مجلس الاحتياطي الاتحادي يوافق على مشروع قانون يتحرك بتمويل الائتمان من قانون خدمات الدفع إلى قانون الأدوات المالية والتجارة، وتخفيض الضرائب وتفتح أبواب للأسهم مع فرض حظر تجارة داخلية في شكل الأسهم وأكثر صرامة.

japancrypto regulationfinancial instruments and exchange actfinancial services agencycrypto etfsinsider trading

Japan’s lower house just passed a bill that reclassifies crypto as a financial instrument, slapping it with stock-market-level insider trading bans and 10-year prison sentences for unregistered operators. The move shifts crypto regulation from the Payment Services Act to the Financial Instruments and Exchange Act, treating tokens more like equities than payment methods.

14 Million Accounts Drive Regulatory Shift

Japan now has over 14 million open crypto accounts, according to data the Financial Services Agency (FSA) cited in its announcement. Roughly 70% of those accounts belong to people earning under 7 million yen ($43,600) a year. Low- and middle-income retail users are the engine, not institutions.

The FSA explicitly attributed the bill to crypto becoming a mainstream investment asset. The new rules, expected to take effect in 2027, classify crypto as financial instruments, which means lower taxes compared to the previous payment-based regime. It also opens the door for crypto exchange-traded funds. The ruling Liberal Democratic Party said ETFs “would provide investors with easy-to-understand ways of investment.”

Insider Trading Bans and 10-Year Prison Terms

The bill introduces an insider trading ban that works exactly like the stock market. Company insiders and exchange workers cannot buy or sell tokens if they know unpublicized “material facts”—including an exchange planning to add or drop a coin, a company going out of business, or large trades. Developers must also post clear details on technology, supply, and business finances under strict “information public disclosure rules.”

If a company raises capital through a token but skips an independent audit, regular investors face a strict investment cap of 2 million yen ($12,560). The government is also getting much tougher on bad actors. The maximum prison sentence for running an unregistered crypto business jumps from three years to 10 years.
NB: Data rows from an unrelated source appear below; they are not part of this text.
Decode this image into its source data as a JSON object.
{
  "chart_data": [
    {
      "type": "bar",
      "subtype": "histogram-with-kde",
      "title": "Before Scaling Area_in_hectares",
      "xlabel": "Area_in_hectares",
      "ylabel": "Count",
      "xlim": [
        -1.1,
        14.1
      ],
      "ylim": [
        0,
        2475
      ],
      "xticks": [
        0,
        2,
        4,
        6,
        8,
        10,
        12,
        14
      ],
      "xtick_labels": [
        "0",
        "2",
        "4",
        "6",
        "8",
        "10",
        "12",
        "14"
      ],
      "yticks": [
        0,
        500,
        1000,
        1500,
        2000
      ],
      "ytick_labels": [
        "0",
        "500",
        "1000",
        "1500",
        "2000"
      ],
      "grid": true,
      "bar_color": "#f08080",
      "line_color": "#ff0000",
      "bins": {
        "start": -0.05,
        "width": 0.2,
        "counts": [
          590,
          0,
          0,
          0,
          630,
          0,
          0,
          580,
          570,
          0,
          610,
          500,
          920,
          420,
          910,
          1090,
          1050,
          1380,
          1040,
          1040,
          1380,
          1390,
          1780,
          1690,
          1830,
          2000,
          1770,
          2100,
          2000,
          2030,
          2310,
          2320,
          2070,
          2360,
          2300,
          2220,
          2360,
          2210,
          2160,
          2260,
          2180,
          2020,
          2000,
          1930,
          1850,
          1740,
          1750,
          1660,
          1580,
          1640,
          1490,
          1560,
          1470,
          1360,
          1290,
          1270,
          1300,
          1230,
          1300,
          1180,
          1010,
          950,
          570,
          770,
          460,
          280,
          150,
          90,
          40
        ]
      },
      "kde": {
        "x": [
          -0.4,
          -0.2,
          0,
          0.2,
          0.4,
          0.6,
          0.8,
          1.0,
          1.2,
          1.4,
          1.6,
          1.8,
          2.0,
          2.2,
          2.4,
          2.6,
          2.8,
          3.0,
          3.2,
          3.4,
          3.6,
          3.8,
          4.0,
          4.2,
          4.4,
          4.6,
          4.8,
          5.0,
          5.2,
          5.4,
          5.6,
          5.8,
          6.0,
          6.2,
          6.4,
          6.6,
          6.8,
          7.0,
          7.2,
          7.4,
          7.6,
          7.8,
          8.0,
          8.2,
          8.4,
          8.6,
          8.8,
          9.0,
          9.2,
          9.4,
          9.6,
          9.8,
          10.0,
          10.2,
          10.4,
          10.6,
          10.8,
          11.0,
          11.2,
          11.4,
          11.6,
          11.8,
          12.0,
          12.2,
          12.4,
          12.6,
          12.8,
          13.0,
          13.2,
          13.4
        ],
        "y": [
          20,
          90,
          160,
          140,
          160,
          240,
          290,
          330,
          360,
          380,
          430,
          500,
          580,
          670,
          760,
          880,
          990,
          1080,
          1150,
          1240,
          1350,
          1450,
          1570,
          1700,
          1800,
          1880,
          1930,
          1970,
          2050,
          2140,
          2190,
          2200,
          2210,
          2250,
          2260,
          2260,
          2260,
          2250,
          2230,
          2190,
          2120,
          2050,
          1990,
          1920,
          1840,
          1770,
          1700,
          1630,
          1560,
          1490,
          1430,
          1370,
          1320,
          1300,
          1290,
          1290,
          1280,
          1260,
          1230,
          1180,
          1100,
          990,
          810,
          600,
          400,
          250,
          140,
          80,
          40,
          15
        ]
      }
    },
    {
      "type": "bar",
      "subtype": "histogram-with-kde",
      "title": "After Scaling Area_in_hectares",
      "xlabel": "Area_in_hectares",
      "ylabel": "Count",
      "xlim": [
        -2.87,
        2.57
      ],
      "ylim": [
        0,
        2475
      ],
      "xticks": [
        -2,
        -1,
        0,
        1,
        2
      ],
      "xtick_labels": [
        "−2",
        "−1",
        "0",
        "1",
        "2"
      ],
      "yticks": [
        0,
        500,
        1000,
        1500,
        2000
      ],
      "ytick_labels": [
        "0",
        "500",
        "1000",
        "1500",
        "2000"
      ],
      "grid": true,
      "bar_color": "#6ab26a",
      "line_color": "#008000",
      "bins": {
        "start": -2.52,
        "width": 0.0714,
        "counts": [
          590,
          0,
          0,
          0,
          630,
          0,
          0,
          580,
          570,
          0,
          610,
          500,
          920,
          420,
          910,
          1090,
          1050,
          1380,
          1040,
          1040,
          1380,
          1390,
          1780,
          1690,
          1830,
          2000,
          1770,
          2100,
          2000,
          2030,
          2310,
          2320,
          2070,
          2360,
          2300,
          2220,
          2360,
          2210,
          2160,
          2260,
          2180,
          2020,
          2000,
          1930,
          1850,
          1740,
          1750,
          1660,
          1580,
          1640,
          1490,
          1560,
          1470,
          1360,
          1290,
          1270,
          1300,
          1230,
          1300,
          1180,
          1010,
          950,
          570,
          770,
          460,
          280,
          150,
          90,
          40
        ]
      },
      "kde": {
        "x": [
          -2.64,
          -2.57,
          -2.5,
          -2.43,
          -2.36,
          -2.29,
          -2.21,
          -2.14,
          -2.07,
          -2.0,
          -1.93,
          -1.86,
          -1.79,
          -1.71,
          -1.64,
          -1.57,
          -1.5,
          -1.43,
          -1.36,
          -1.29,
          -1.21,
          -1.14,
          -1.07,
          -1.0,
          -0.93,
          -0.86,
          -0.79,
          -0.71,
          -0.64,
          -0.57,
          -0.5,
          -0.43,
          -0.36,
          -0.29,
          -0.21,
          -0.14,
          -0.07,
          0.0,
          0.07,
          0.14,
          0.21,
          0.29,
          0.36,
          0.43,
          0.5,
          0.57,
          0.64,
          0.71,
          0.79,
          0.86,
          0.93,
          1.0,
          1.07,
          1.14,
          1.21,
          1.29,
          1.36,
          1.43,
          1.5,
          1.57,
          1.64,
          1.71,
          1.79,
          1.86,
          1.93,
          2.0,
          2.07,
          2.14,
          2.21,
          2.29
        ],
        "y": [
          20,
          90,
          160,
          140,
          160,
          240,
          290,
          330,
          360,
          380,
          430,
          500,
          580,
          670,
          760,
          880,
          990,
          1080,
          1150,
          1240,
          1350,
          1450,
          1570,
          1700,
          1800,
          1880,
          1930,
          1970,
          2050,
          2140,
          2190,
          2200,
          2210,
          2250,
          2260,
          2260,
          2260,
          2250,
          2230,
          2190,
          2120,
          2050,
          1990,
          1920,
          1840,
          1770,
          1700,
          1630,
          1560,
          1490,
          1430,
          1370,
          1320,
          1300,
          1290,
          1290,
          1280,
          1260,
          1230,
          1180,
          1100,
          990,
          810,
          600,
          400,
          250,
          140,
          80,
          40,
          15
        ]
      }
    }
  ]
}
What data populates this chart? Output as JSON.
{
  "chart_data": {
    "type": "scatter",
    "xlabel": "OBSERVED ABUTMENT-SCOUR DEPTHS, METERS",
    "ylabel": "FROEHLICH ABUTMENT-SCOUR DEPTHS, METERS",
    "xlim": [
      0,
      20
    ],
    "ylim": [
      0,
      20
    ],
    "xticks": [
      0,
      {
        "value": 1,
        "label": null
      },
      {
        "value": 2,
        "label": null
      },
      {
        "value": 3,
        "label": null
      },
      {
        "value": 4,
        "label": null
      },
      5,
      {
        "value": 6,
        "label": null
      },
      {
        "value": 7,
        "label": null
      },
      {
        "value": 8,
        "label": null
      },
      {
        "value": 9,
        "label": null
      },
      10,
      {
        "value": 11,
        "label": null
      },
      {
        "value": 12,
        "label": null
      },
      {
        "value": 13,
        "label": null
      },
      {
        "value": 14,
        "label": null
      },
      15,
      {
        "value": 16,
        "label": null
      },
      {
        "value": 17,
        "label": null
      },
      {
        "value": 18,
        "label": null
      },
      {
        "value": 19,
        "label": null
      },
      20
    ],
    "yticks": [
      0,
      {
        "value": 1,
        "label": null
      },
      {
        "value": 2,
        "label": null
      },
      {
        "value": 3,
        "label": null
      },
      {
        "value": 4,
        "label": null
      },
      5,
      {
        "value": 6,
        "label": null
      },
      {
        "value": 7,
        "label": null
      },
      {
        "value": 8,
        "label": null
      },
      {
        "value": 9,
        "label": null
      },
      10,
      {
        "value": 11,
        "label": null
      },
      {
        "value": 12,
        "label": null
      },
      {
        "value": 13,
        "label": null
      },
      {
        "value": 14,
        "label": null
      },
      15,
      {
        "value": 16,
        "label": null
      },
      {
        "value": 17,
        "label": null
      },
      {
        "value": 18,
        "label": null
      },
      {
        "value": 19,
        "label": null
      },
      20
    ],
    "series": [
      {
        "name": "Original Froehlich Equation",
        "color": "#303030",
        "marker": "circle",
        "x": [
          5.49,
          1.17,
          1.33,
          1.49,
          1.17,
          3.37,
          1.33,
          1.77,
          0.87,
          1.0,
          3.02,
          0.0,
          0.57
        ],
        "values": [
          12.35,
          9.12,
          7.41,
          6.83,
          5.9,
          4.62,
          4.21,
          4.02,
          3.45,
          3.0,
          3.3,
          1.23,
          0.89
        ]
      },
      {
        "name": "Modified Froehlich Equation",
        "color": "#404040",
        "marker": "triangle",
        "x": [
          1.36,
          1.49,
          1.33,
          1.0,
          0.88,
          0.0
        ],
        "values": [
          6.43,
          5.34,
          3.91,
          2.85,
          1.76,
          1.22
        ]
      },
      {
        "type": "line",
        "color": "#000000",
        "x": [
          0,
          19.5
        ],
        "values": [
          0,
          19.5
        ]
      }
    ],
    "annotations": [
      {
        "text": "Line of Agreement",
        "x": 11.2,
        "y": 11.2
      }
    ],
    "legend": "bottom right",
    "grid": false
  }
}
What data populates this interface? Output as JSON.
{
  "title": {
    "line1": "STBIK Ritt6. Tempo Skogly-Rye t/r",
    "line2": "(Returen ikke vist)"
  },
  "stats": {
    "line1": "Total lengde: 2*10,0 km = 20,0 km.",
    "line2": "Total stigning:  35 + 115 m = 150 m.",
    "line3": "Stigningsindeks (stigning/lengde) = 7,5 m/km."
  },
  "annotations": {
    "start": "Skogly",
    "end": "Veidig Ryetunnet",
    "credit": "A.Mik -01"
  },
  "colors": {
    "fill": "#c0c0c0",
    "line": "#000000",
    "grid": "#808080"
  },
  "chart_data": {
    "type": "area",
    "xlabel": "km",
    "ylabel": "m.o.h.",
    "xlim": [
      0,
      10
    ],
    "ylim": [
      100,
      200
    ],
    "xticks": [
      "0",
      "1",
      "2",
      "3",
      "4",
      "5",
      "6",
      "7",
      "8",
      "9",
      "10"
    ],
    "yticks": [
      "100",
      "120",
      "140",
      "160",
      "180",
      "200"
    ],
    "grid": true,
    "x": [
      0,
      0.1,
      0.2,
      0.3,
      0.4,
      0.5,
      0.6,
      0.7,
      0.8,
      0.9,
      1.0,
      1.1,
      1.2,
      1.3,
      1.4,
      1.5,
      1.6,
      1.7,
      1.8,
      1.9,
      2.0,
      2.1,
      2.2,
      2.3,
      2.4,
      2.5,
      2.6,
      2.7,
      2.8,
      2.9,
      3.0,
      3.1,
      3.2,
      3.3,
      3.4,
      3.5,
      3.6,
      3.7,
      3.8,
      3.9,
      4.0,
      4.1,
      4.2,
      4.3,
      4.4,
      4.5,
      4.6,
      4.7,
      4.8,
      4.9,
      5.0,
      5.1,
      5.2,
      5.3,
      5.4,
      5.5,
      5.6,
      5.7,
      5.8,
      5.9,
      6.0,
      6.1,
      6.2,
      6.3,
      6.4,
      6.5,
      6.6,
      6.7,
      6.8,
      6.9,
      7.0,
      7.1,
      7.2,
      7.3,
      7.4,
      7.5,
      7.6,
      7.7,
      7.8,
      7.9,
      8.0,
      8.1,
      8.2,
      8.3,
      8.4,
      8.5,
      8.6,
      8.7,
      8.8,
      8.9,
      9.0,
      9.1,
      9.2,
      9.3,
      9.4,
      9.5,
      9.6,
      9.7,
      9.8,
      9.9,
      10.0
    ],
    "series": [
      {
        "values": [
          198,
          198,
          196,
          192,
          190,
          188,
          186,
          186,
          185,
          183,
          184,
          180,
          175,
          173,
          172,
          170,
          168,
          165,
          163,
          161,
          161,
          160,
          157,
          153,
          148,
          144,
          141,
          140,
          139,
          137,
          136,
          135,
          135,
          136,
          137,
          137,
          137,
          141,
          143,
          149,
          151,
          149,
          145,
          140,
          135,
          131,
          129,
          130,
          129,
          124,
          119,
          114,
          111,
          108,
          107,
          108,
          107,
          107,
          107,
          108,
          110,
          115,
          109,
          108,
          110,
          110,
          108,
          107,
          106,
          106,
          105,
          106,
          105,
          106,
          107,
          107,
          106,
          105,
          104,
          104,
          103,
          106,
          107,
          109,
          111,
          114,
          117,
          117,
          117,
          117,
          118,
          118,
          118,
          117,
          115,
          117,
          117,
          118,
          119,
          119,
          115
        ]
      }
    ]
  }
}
Fines climb to 10 million yen ($62,800). Japan’s securities watchdog gets clear powers to conduct criminal investigations and ask courts to freeze funds.

For engineers and operators who have watched jurisdictions oscillate between vague guidance and outright bans, Japan just drew a bright line. The framework is designed to “improve user protection while remaining mindful of promoting innovation,” the FSA said. With lower taxes, ETF-ready classification, and criminal penalties that match securities fraud, Japan is betting that clear rules will attract the builders who fled regulatory gray zones elsewhere.